From the week’s readings, you already saw how people were doing experiments in graphical perception in order to develop the guidelines to inform our design choices. This quest to understand these basic issues is continuing. The goal of this assignment is to give you a sense of what the more current graphical perception literature is like, both in terms of its style and its results.
I would like you to pick 2 papers from the following list. If you’re a Statistics student, I strongly recommend that you read 2 (since this issue comes up a lot). Also, pick either 4 or 5 but not both.
- Javed, W., McDonnel, B., & Elmqvist, N. (2010). Graphical perception of multiple time series. IEEE Transactions on Visualization and Computer Graphics, 16(6), 927–34. doi:10.1109/TVCG.2010.162 (author link)
- Talbot, J., Gerth, J., & Hanrahan, P. (2011). Arc length-based aspect ratio selection. IEEE Transactions on Visualization and Computer Graphics, 17(12), 2276–82. doi:10.1109/TVCG.2011.167 (author link)
- Talbot, J., Setlur, V., & Anand, A. (2014). Four Experiments on the Perception of Bar Charts. IEEE Transactions on Visualization and Computer Graphics, 20(12), 2152–2160. doi:10.1109/TVCG.2014.2346320 (author link)
- Albers, D., Correll, M., & Gleicher, M. (2014). Task-Driven Evaluation of Aggregation in Time Series Visualization. Proceedings of the SIGCHI Conference on Human Factors in Computing Systems CHI Conference, 2014, 551–560. doi:10.1145/2556288.2557200 (author link)
- Correll, M. A., Alexander, E. C., & Gleicher, M. (2013). Quantity estimation in visualizations of tagged text. In Proceedings of the SIGCHI Conference on Human Factors in Computing Systems – CHI ’13 (p. 2697). New York, New York, USA: ACM Press. doi:10.1145/2470654.2481373 (author link)
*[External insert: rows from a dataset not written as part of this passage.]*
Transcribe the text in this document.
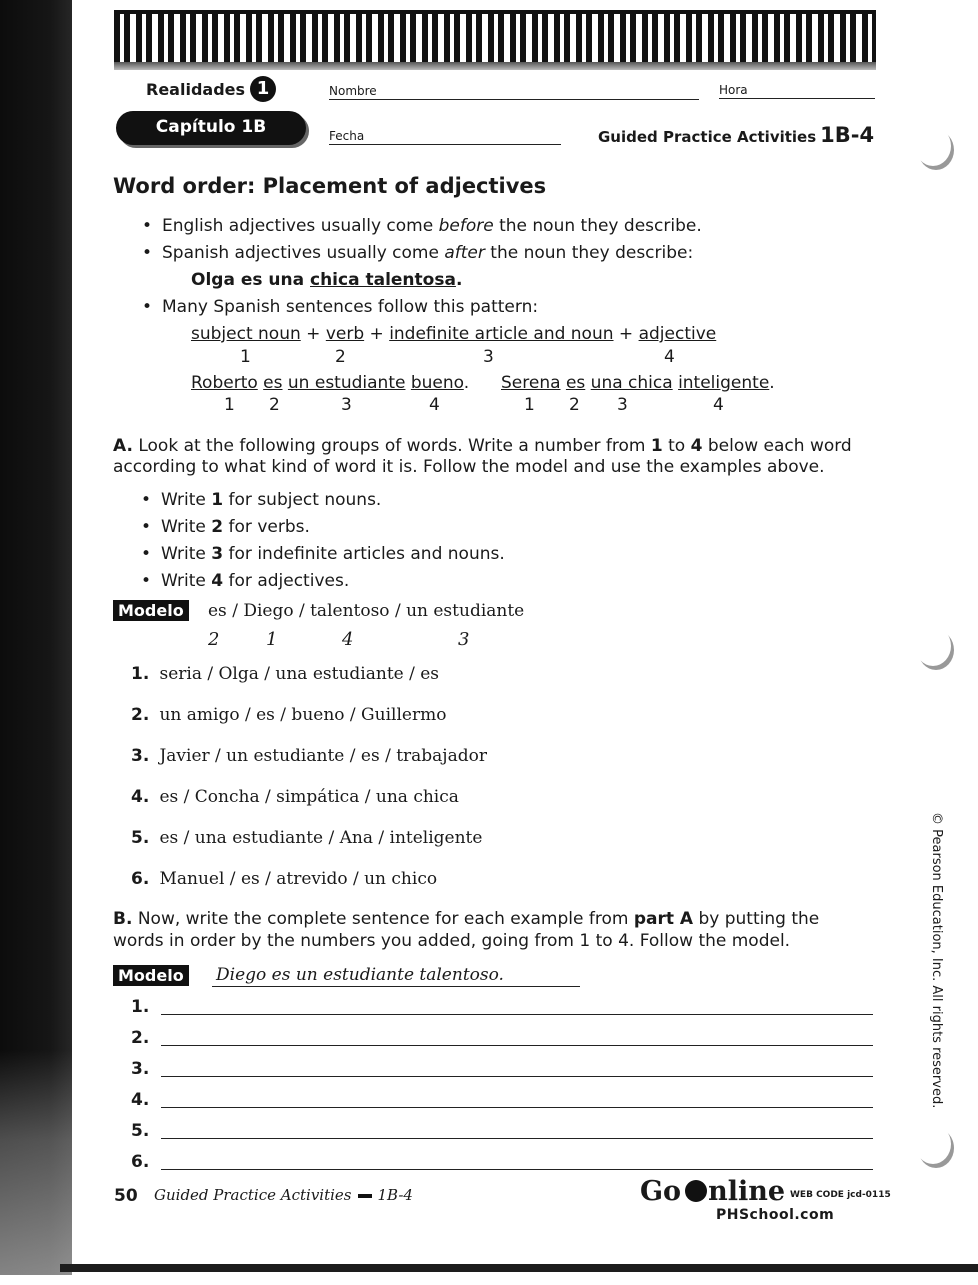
Realidades 1
Capítulo 1B
Nombre	Hora
Fecha	Guided Practice Activities 1B-4
Word order: Placement of adjectives
• English adjectives usually come before the noun they describe.
• Spanish adjectives usually come after the noun they describe:
Olga es una chica talentosa.
• Many Spanish sentences follow this pattern:
subject noun + verb + indefinite article and noun + adjective
1	2	3	4
Roberto es un estudiante bueno. Serena es una chica inteligente.
1 2	3	4	1 2 3	4
A. Look at the following groups of words. Write a number from 1 to 4 below each word
according to what kind of word it is. Follow the model and use the examples above.
• Write 1 for subject nouns.
• Write 2 for verbs.
• Write 3 for indefinite articles and nouns.
• Write 4 for adjectives.
Modelo es / Diego / talentoso / un estudiante
2	1	4	3
1. seria / Olga / una estudiante / es
2. un amigo / es / bueno / Guillermo
3. Javier / un estudiante / es / trabajador
4. es / Concha / simpática / una chica
5. es / una estudiante / Ana / inteligente
6. Manuel / es / atrevido / un chico
B. Now, write the complete sentence for each example from part A by putting the
words in order by the numbers you added, going from 1 to 4. Follow the model.
Modelo Diego es un estudiante talentoso.
1.
2.
3.
4.
5.
6.
50 Guided Practice Activities 1B-4	Go nline WEB CODE jcd-0115
PHSchool.com
© Pearson Education, Inc. All rights reserved.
When you read, don’t worry about all the gory details. But try to figure out (and write in your post):
- What is the question they are asking?
- What is the short version of the answer? (what did the paper find?)
- How might that finding influence visualization design? What does this paper tell you that you might use in your own visualizations? (assuming that you believe the results)
You may or may not want to think about the details of how the experiments were run (depending on your experimental methodologies background). But as a basic version of the question:
- How compelling is the evidence in the paper that the findings are true enough that you should believe them enough to have them influence your visualization designs?
In other words, those top questions are “what does this paper suggest that you do” and the bottom one is “do you trust the paper’s advice.” For the bottom question, it might be easier to consider the two papers together (which one do you find more convincing? why? how do their strategies of proving their point and explaining their evidence vary?)
Create a posting on the Canvas discussion that answers these questions for the two papers.